Maradona e a defesa dos aposentados:
Em 1992, Maradona expressou seu apoio aos aposentados que protestavam contra as políticas do governo de Carlos Menem. Sua declaração ressoou fortemente:
“Estou de corpo e alma com os aposentados. O que fazem com eles é uma vergonha… Como não vou defender? Teríamos que ser muito cagões para não defendê-los. Estou até a morte com os aposentados, porque o que fazem com eles é uma vergonha.”
Trinta e três anos depois, a frase se tornou um lema para torcedores unidos em defesa dos aposentados contra a violência policial sob o governo Milei. Representantes de cerca de 30 clubes participaram dos protestos perto do Congresso argentino, em meio à crescente repressão aos aposentados. Cartazes com a imagem de Maradona e sua famosa citação dominaram as ruas.
Lali, fotógrafa e torcedora do Chacarita, comentou:
“A luta dos aposentados vem dos anos 1990. O povo acompanha e, por mais que não seja você passando por essa situação, existe a solidariedade. Naquela época, os aposentados estavam bastante sozinhos em suas reivindicações, e aí alguém como Maradona fez sua voz ser ouvida. E Diego, como sempre, respondeu que tem que ser muito ‘cagão’ para não defender um aposentado. Tem essa ideia de que ‘é preciso defender o aposentado, não importa o que aconteça’.”
Todas as quartas-feiras, aposentados se reúnem na capital argentina para protestar contra o fim de políticas públicas e a precarização de suas condições. Essas medidas, embora não sejam novas, foram intensificadas pela política de corte de gastos de Milei.
Apoio das torcidas organizadas:
A mobilização das torcidas começou após a agressão a um aposentado que protestava com a camisa do Chacarita Jrs. Torcedores do clube se solidarizaram e foram às ruas, chamando atenção para a causa. Lali explica:
“Foi uma imagem muito forte. Por sorte, os meios de comunicação estavam registrando e viralizou nas redes sociais. Então, um grupo de torcedores do Chacarita, vendo que estavam batendo em um aposentado que tinha a camisa do nosso clube, se uniu. ‘Não deixamos que isso aconteça no estádio, vamos acompanhar os aposentados nas ruas e não deixar que os agridam’.”

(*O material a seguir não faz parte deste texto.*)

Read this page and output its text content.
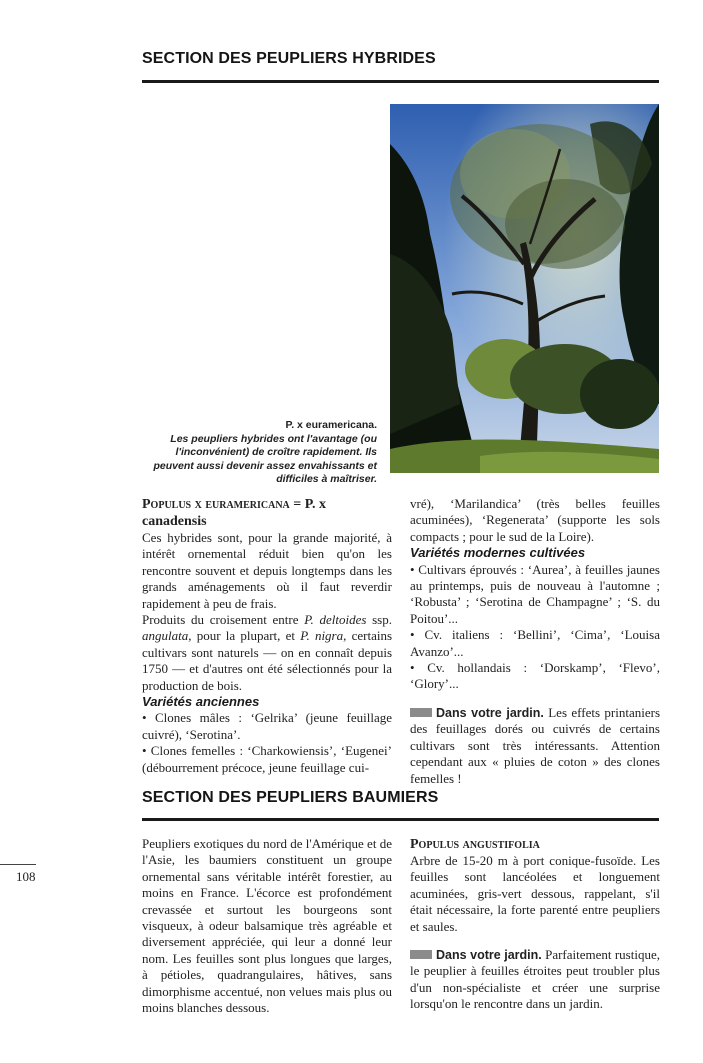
SECTION DES PEUPLIERS HYBRIDES
P. x euramericana.
Les peupliers hybrides ont l'avantage (ou l'inconvénient) de croître rapidement. Ils peuvent aussi devenir assez envahissants et difficiles à maîtriser.
Populus x euramericana = P. x
canadensis

Ces hybrides sont, pour la grande majorité, à intérêt ornemental réduit bien qu'on les rencontre souvent et depuis longtemps dans les grands aménagements où il faut reverdir rapidement à peu de frais.

Produits du croisement entre P. deltoides ssp. angulata, pour la plupart, et P. nigra, certains cultivars sont naturels — on en connaît depuis 1750 — et d'autres ont été sélectionnés pour la production de bois.

Variétés anciennes

• Clones mâles : ‘Gelrika’ (jeune feuillage cuivré), ‘Serotina’.

• Clones femelles : ‘Charkowiensis’, ‘Eugenei’ (débourrement précoce, jeune feuillage cui-

vré), ‘Marilandica’ (très belles feuilles acuminées), ‘Regenerata’ (supporte les sols compacts ; pour le sud de la Loire).

Variétés modernes cultivées

• Cultivars éprouvés : ‘Aurea’, à feuilles jaunes au printemps, puis de nouveau à l'automne ; ‘Robusta’ ; ‘Serotina de Champagne’ ; ‘S. du Poitou’...

• Cv. italiens : ‘Bellini’, ‘Cima’, ‘Louisa Avanzo’...

• Cv. hollandais : ‘Dorskamp’, ‘Flevo’, ‘Glory’...

Dans votre jardin. Les effets printaniers des feuillages dorés ou cuivrés de certains cultivars sont très intéressants. Attention cependant aux « pluies de coton » des clones femelles !

SECTION DES PEUPLIERS BAUMIERS

Peupliers exotiques du nord de l'Amérique et de l'Asie, les baumiers constituent un groupe ornemental sans véritable intérêt forestier, au moins en France. L'écorce est profondément crevassée et surtout les bourgeons sont visqueux, à odeur balsamique très agréable et diversement appréciée, qui leur a donné leur nom. Les feuilles sont plus longues que larges, à pétioles, quadrangulaires, hâtives, sans dimorphisme accentué, non velues mais plus ou moins blanches dessous.

Populus angustifolia

Arbre de 15-20 m à port conique-fusoïde. Les feuilles sont lancéolées et longuement acuminées, gris-vert dessous, rappelant, s'il était nécessaire, la forte parenté entre peupliers et saules.

Dans votre jardin. Parfaitement rustique, le peuplier à feuilles étroites peut troubler plus d'un non-spécialiste et créer une surprise lorsqu'on le rencontre dans un jardin.

108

A manifestação cresceu na semana seguinte com a adesão de outras torcidas, intensificando os confrontos com a polícia. Na última quarta-feira, mais de 50 manifestantes foram hospitalizados, um em estado grave, e 120 foram detidos, além de cerca de 30 agentes de segurança feridos.
Criminalização das torcidas:
O governo argentino rotulou os torcedores de “barra bravas”, buscando deslegitimar a manifestação. Os torcedores negam essa versão, afirmando que a adesão foi espontânea. Lali enfatiza:
“Há uma tentativa oficial do governo de nos chamar de barra bravas para deslegitimar o protesto social e a reivindicação dos aposentados, justificando uma repressão. Foi tudo muito espontâneo, não houve nenhuma organização política partidária. Eu sou torcedora do Chacarita, não sou barra brava.”
A gestão Milei propôs uma lei para criminalizar as torcidas organizadas, classificando-as como organizações criminosas. O governo manterá o efetivo policial para os próximos atos, que contarão com o apoio crescente de torcedores.